The 3rd item discussed was on expanding the fiscal space to finance health. The experts meeting reviewed an AU commissioned study on Innovative and Domestic Financing for Health. According to the study while innovative financing can provide a steady, sustainable and equitable way of generating small amounts of additional resources, it is not a panacea for Africa’s health financing resource challenges. The study points out that innovative health financing can be useful where it is able to create room in the budget for additional spending while not jeopardizing the fiscal stability of the economy. Overall, innovative health financing complement traditional government revenue generation and only as a short-term solution to funding needs while governments work to expand the tax base.

What lessons could Nigeria learn from this Ndjamena meeting as our President Buhari and his team set to attend the Heads of State Summit in Kigali end of this month?

  1. 1st and foremost the signed 2016 budget has overall provision of N6.06 trillion. Health sector got a total of N06 billion roughly the health sector budget is about 4.16% of the total budget. With 4.16% of the budget to health which is far from Abuja declaration target, Nigeria hasn’t shown much commitment regarding domestic financing.

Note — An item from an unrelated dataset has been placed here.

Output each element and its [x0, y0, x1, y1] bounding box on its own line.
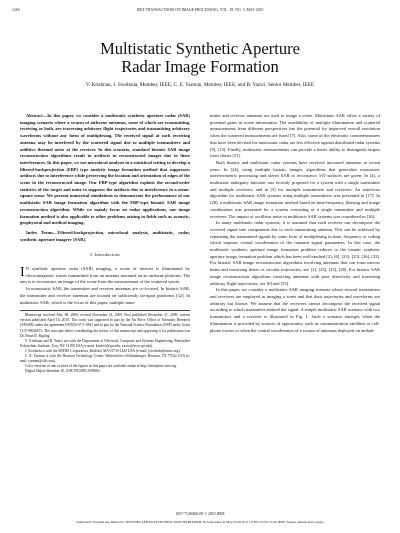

  1. With respect to using National Health Accounts and institutionalizing the System of National Health Accounts (NHA) as a means of performance monitoring of the Africa Scorecard, Nigeria is far from joining other African countries as the country is yet to grasp the benefit of NHA not to talk of institutionalizing it as part of its routine data collection system.
  1. For expanding fiscal space for health. It is also another long shot as the 2014 signed National Health Act that committed the country to allocate 1% of its consolidated revenue fund is yet to become operational; as guidelines are still awaiting.